Search code examples
sqloracle-databasesampledata-generationpopulation

Random data sampling with oracle sql, data generation


i need to generate some sample data from a population. I want to do this with an SQL query on an Oracle 11g database.

Here is a simple working example with population size 4 and sample size 2:

with population as (
    select 1 as val from dual union all 
    select 2 from dual union all 
    select 3 from dual union all 
    select 4 from dual)

select val from (
    select val, dbms_random.value(0,10) AS RANDORDER 
    from  population 
    order by randorder) 
where rownum <= 2

(the oracle sample() funtion didn't work in connection with the WITH-clause for me)

But now I, I want to "upscale" or multiply my sample data. So that I can get something like 150 % sample data of the population data (population size 4 and sample size 6, e.g.)

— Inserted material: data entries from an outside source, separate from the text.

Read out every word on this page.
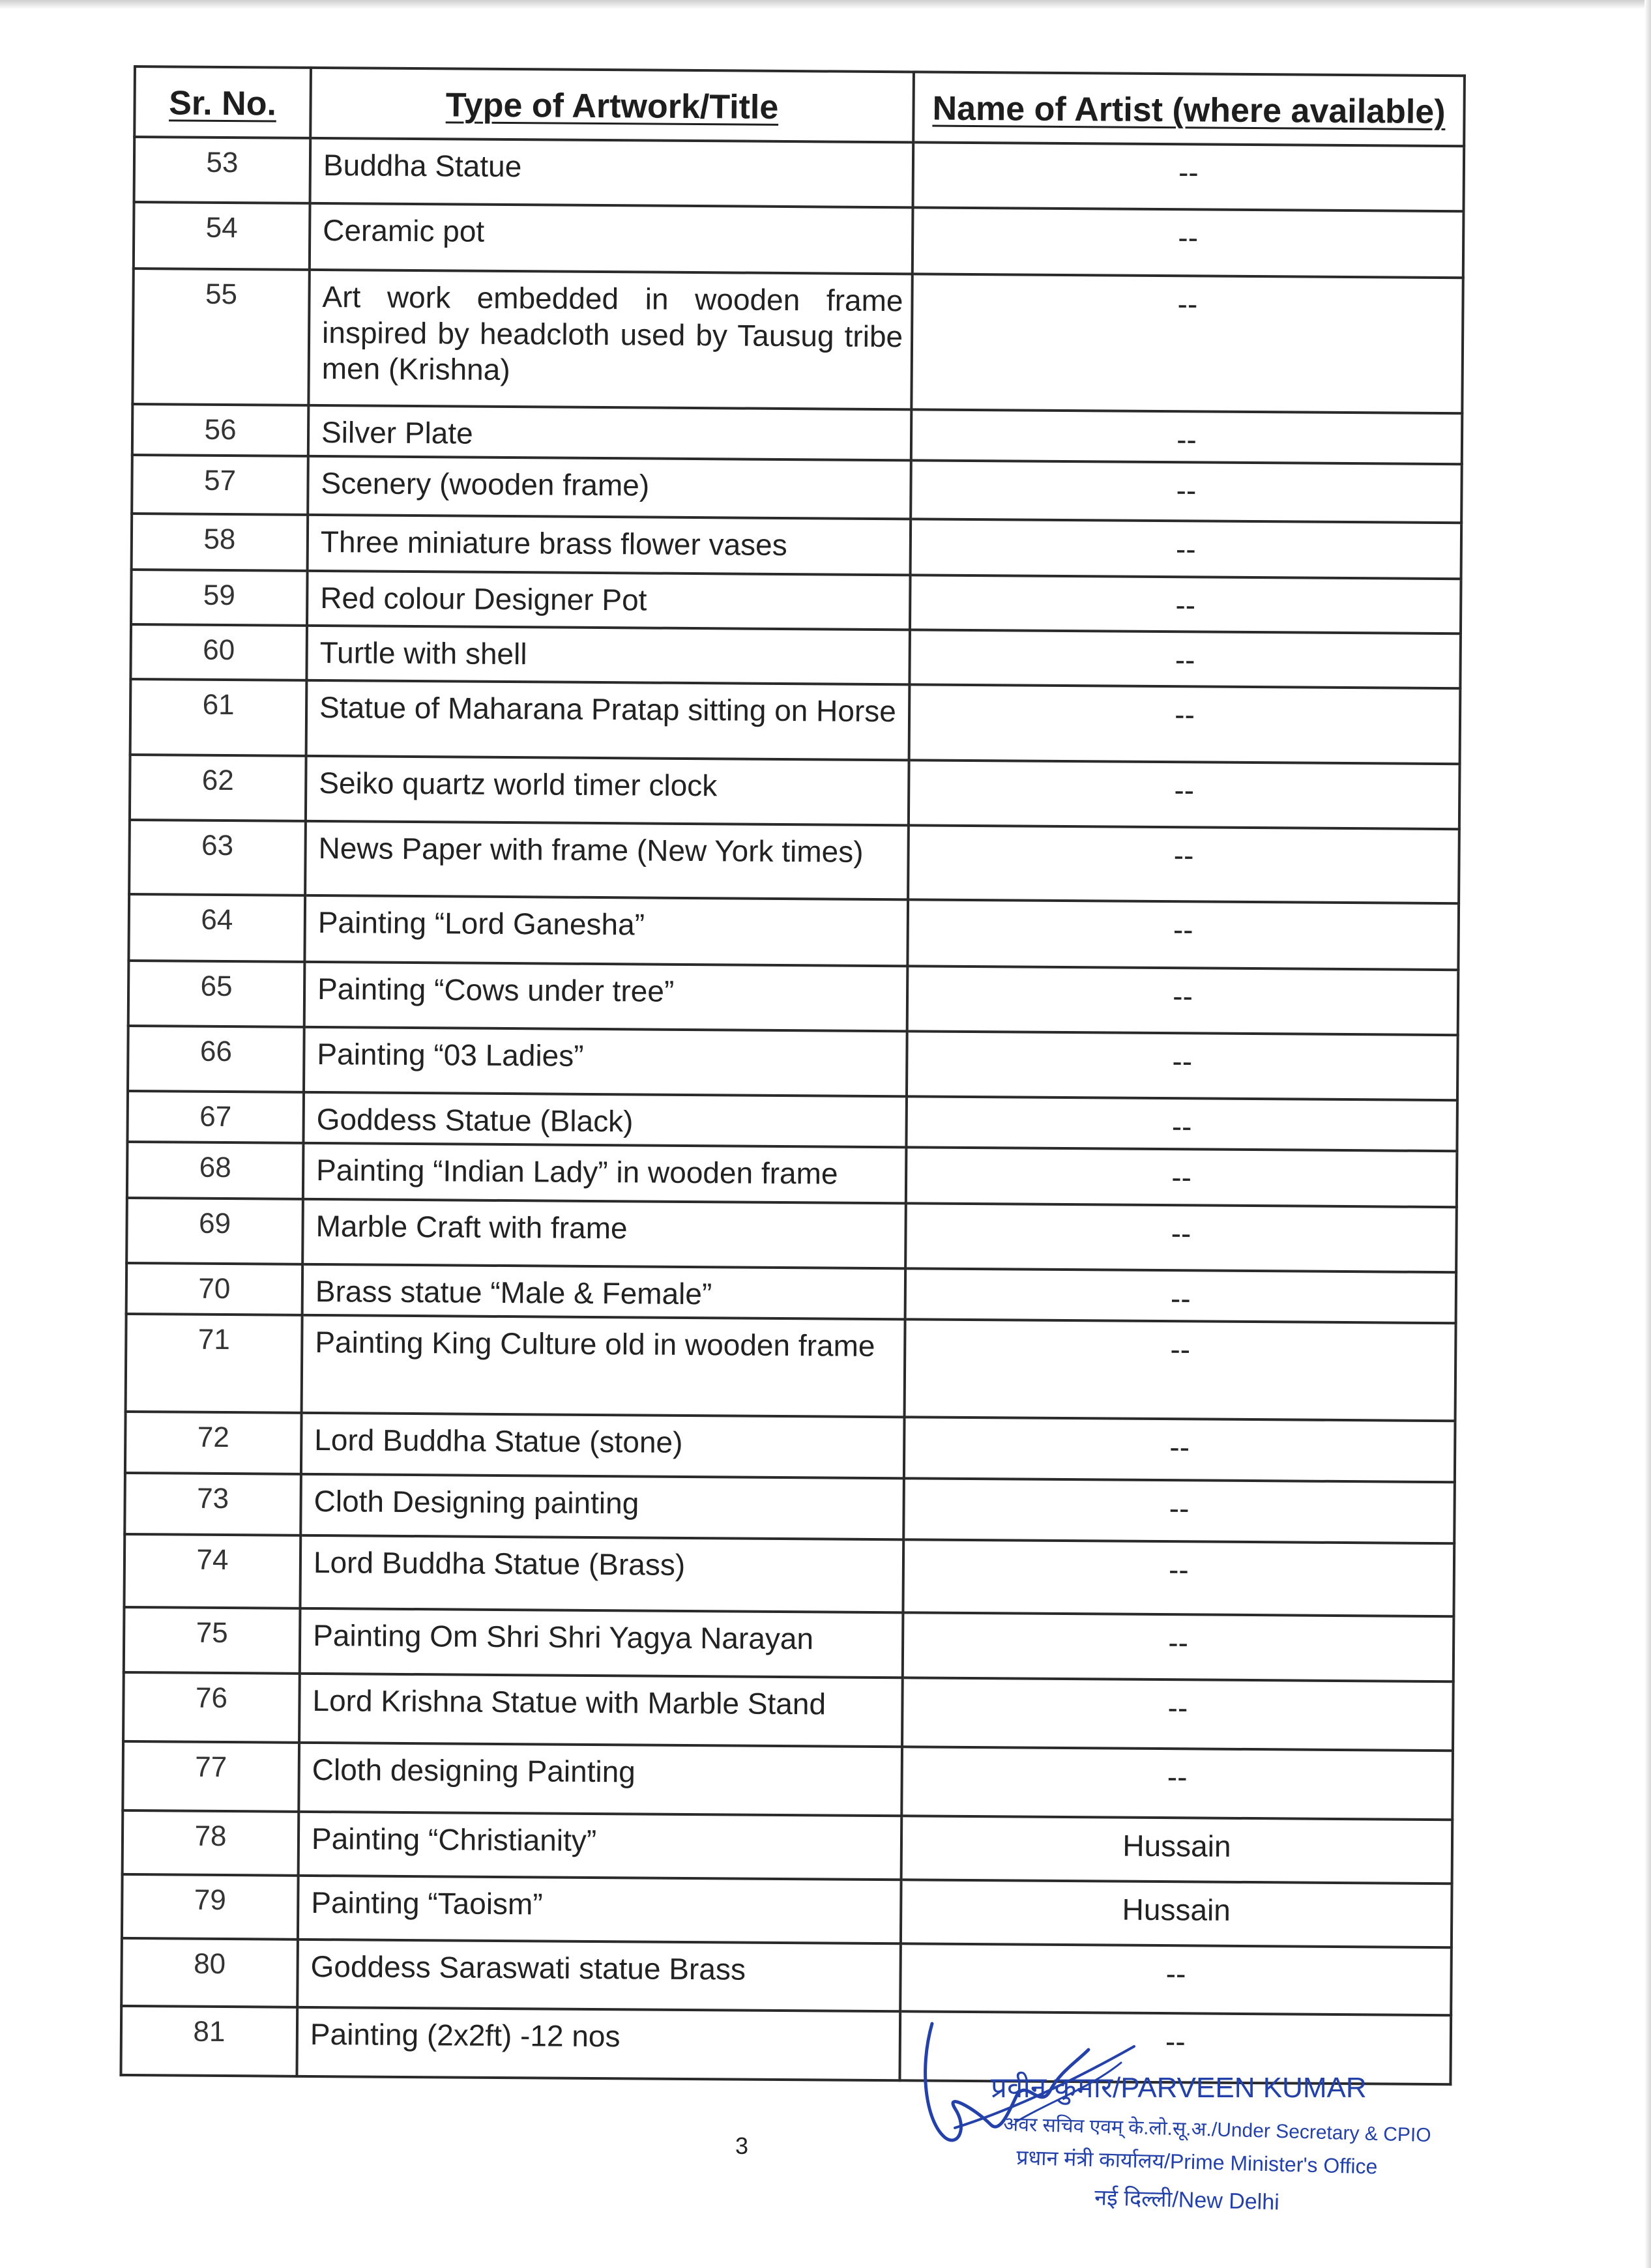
Sr. No.	Type of Artwork/Title	Name of Artist (where available)
53	Buddha Statue	--
54	Ceramic pot	--
55	Art work embedded in wooden frame inspired by headcloth used by Tausug tribe men (Krishna)	--
56	Silver Plate	--
57	Scenery (wooden frame)	--
58	Three miniature brass flower vases	--
59	Red colour Designer Pot	--
60	Turtle with shell	--
61	Statue of Maharana Pratap sitting on Horse	--
62	Seiko quartz world timer clock	--
63	News Paper with frame (New York times)	--
64	Painting “Lord Ganesha”	--
65	Painting “Cows under tree”	--
66	Painting “03 Ladies”	--
67	Goddess Statue (Black)	--
68	Painting “Indian Lady” in wooden frame	--
69	Marble Craft with frame	--
70	Brass statue “Male & Female”	--
71	Painting King Culture old in wooden frame	--
72	Lord Buddha Statue (stone)	--
73	Cloth Designing painting	--
74	Lord Buddha Statue (Brass)	--
75	Painting Om Shri Shri Yagya Narayan	--
76	Lord Krishna Statue with Marble Stand	--
77	Cloth designing Painting	--
78	Painting “Christianity”	Hussain
79	Painting “Taoism”	Hussain
80	Goddess Saraswati statue Brass	--
81	Painting (2x2ft) -12 nos	--
3
प्रवीन कुमार/PARVEEN KUMAR
अवर सचिव एवम् के.लो.सू.अ./Under Secretary & CPIO
प्रधान मंत्री कार्यालय/Prime Minister's Office
नई दिल्ली/New Delhi
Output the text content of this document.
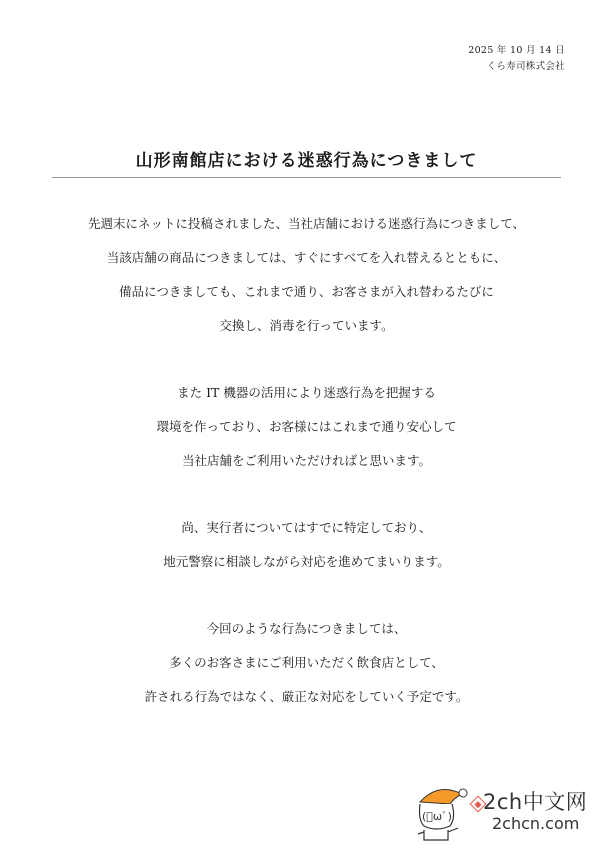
2025 年 10 月 14 日
くら寿司株式会社
山形南館店における迷惑行為につきまして
先週末にネットに投稿されました、当社店舗における迷惑行為につきまして、
当該店舗の商品につきましては、すぐにすべてを入れ替えるとともに、
備品につきましても、これまで通り、お客さまが入れ替わるたびに
交換し、消毒を行っています。
また IT 機器の活用により迷惑行為を把握する
環境を作っており、お客様にはこれまで通り安心して
当社店舗をご利用いただければと思います。
尚、実行者についてはすでに特定しており、
地元警察に相談しながら対応を進めてまいります。
今回のような行為につきましては、
多くのお客さまにご利用いただく飲食店として、
許される行為ではなく、厳正な対応をしていく予定です。
(ﾟωﾟ)
2ch中文网
2chcn.com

Is there a good way to achieve this with an SQL query?


Solution

  • The solution depends, if you want all rows from first initial set(s) and random additional rows from last one then use:

    with params(size_, sample_) as (select 4, 6 from dual)
    select val 
      from (
        select mod(level - 1, size_) + 1 val, sample_,
               case when level <= size_ * floor(sample_ / size_) then 0 
                    else dbms_random.value() 
               end rand
          from params
          connect by level <= size_ * ceil(sample_ / size_)
          order by rand)
      where rownum <= sample_
    

    But if you allow possibility of result like (1, 1, 2, 2, 3, 3), where some values may not appear at all in output (here 4) then use this:

    with params(size_, sample_) as (select 4, 6 from dual)
    select val 
      from (
        select mod(level - 1, size_) + 1 val, sample_, dbms_random.value() rand
          from params
          connect by level <= size_ * ceil(sample_ / size_)
          order by rand)
      where rownum <= sample_
    

    How it works? We build set of (1, 2, 3, 4) as many times as it results from division sample / size. Then we assign random values. In first case I assign 0 to first set(s), so they will be in output for sure, and random values to last set. In second case randoms are assigned to all rows.